Advertisement

Ex-Apria Exec Makes Offer of $1.45 Billion With Investor

Share
TIMES STAFF WRITER

Former Apria Healthcare Group Inc. executive Timothy M. Aitken and a major New York investor made an unexpected bid of $1.45 billion in cash and stock Monday for the troubled home health-care company.

Aitken’s Transworld HealthCare Inc. in New York and its 70% owner, Hyperion Partners, said in a letter to the Apria board that they would pay $14 in cash and $4 in the merged company’s stock for each share of Apria, one of the nation’s largest home health-care companies.

The offer bypassed the process that Apria had set up last spring when it hired investment banker Goldman, Sachs & Co. to find a merger partner or some other financial help.

Advertisement

Hyperion’s managing partner, Lewis S. Ranieri, said in the letter that his group has “the necessary debt and equity financing standing ready” to commit to the deal quickly.

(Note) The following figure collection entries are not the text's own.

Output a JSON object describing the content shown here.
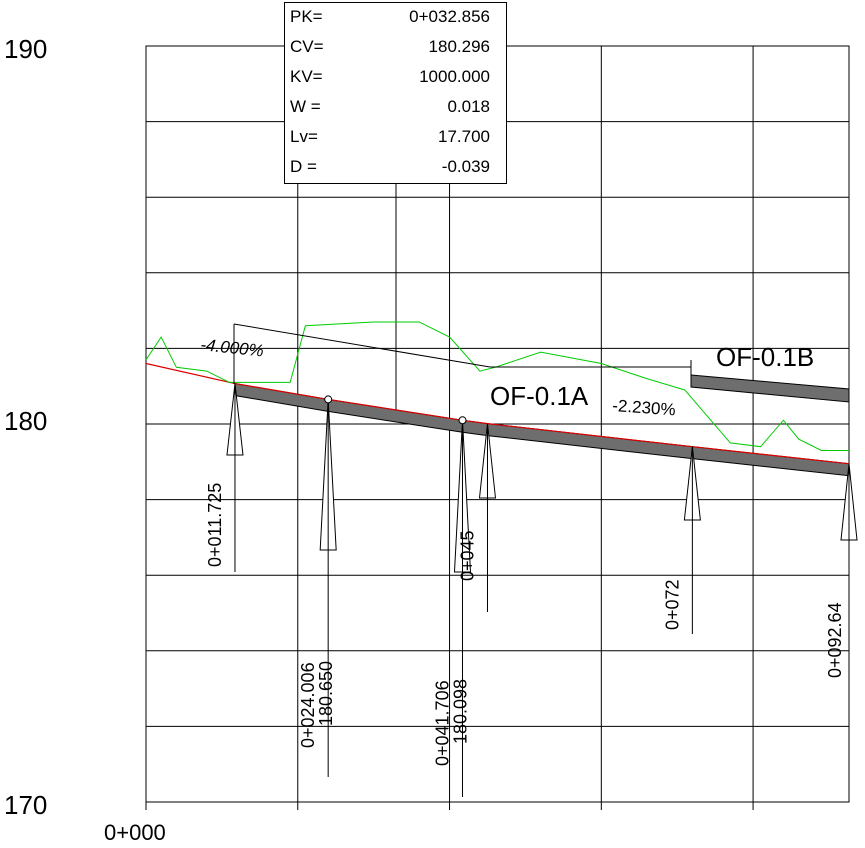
{
  "chart_data": {
    "type": "line",
    "title": "",
    "xlabel": "",
    "ylabel": "",
    "ylim": [
      170,
      190
    ],
    "y_ticks": [
      "190",
      "180",
      "170"
    ],
    "x_origin_label": "0+000",
    "colors": {
      "profile": "#dd0000",
      "terrain": "#00cc00",
      "pipe_fill": "#6e6e6e",
      "grid": "#000000"
    },
    "info_box": [
      {
        "label": "PK=",
        "value": "0+032.856"
      },
      {
        "label": "CV=",
        "value": "180.296"
      },
      {
        "label": "KV=",
        "value": "1000.000"
      },
      {
        "label": "W =",
        "value": "0.018"
      },
      {
        "label": "Lv=",
        "value": "17.700"
      },
      {
        "label": "D =",
        "value": "-0.039"
      }
    ],
    "slopes": [
      {
        "text": "-4.000%"
      },
      {
        "text": "-2.230%"
      }
    ],
    "sections": [
      {
        "text": "OF-0.1A"
      },
      {
        "text": "OF-0.1B"
      }
    ],
    "stations": [
      {
        "chainage": 11.725,
        "labels": [
          "0+011.725"
        ]
      },
      {
        "chainage": 24.006,
        "labels": [
          "0+024.006",
          "180.650"
        ]
      },
      {
        "chainage": 41.706,
        "labels": [
          "0+041.706",
          "180.098"
        ]
      },
      {
        "chainage": 45,
        "labels": [
          "0+045"
        ]
      },
      {
        "chainage": 72,
        "labels": [
          "0+072"
        ]
      },
      {
        "chainage": 92.64,
        "labels": [
          "0+092.64"
        ]
      }
    ],
    "profile_line": [
      {
        "x": 0,
        "y": 181.6
      },
      {
        "x": 11.725,
        "y": 181.07
      },
      {
        "x": 24.006,
        "y": 180.65
      },
      {
        "x": 41.706,
        "y": 180.098
      },
      {
        "x": 45,
        "y": 180.01
      },
      {
        "x": 72,
        "y": 179.4
      },
      {
        "x": 92.64,
        "y": 178.95
      }
    ],
    "terrain_line": [
      {
        "x": 0,
        "y": 181.7
      },
      {
        "x": 2,
        "y": 182.3
      },
      {
        "x": 4,
        "y": 181.5
      },
      {
        "x": 8,
        "y": 181.4
      },
      {
        "x": 11,
        "y": 181.1
      },
      {
        "x": 19,
        "y": 181.1
      },
      {
        "x": 21,
        "y": 182.6
      },
      {
        "x": 30,
        "y": 182.7
      },
      {
        "x": 36,
        "y": 182.7
      },
      {
        "x": 40,
        "y": 182.3
      },
      {
        "x": 44,
        "y": 181.4
      },
      {
        "x": 46,
        "y": 181.5
      },
      {
        "x": 52,
        "y": 181.9
      },
      {
        "x": 60,
        "y": 181.6
      },
      {
        "x": 66,
        "y": 181.2
      },
      {
        "x": 71,
        "y": 180.9
      },
      {
        "x": 74,
        "y": 180.2
      },
      {
        "x": 77,
        "y": 179.5
      },
      {
        "x": 81,
        "y": 179.4
      },
      {
        "x": 84,
        "y": 180.1
      },
      {
        "x": 86,
        "y": 179.6
      },
      {
        "x": 89,
        "y": 179.3
      },
      {
        "x": 92.64,
        "y": 179.3
      }
    ]
  }
}
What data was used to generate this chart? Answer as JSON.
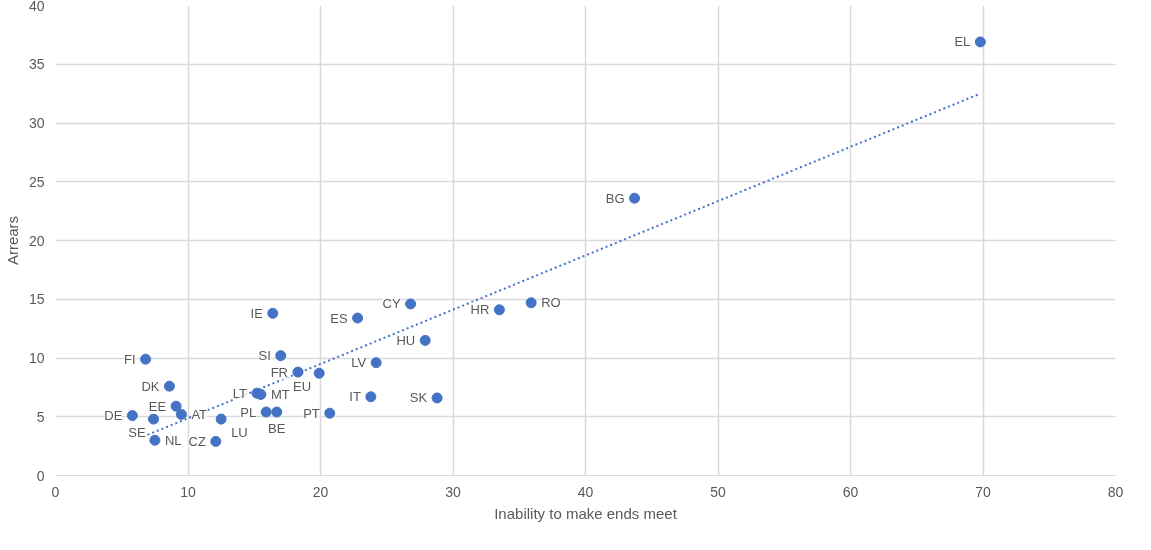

Though unexpected, the offer for the Costa Mesa company is friendly, said Transworld spokeswoman Susan Lewis.

“This is a newly formulated proposal that went directly to the [Apria] board,” she said.

She would not elaborate on the Hyperion-Transworld offer, saying it was too soon to discuss such matters as how the companies would be merged, where it would be headquartered and how many employees, if any, would be laid off.

Industry analysts say the proposal is expected to accelerate the bidding process. But Apria said it has nearly completed its review of about 30 plans brought in by Goldman.

“We expect to have some indication of the type of transaction we’ll do by later this month or early November,” said Apria spokeswoman Sheree Aronson. The company will consider the Hyperion-Transworld offer as well, she said.

Apria was itself forged in the 1995 merger of Abbey Healthcare Group Inc. and Homedco Group Inc., but it has yet to reap the benefits from that merger, and shareholders are complaining.

Advertisement

Beset by breakdowns in its collections systems, unprofitable business ventures and rapid changes in its industry, Apria took a $95-million charge in the second quarter and posted a $50.6-million loss for the first six months.

Its stock, trading above $22 a share last November, dropped to a 12-month low of $12.75 two weeks ago. It has climbed since, closing Monday at $16.25 a share, up $1.56, on the New York Stock Exchange.

Apria, with more than 8,200 employees, provides home health services from 350 locations in all 50 states. Its revenue was $1.2 billion last year.

Transworld has 400 employees providing outpatient and home health-care services mainly in the New York-New Jersey region. It also provides medical supplies and mail-order pharmaceuticals. Its revenue was $76.3 million last year.

Aitken’s involvement drew mixed reactions from industry experts, who recall that he left Apria five months after the merger and ended up with total compensation that year of $5.5 million.

“He lends more credence to the bid,” said Tom Burnett of Merger Insight in New York. “This won’t be a minnow swallowing the whale because you’ve got somebody who knows the company well. He knows where the skeletons are.”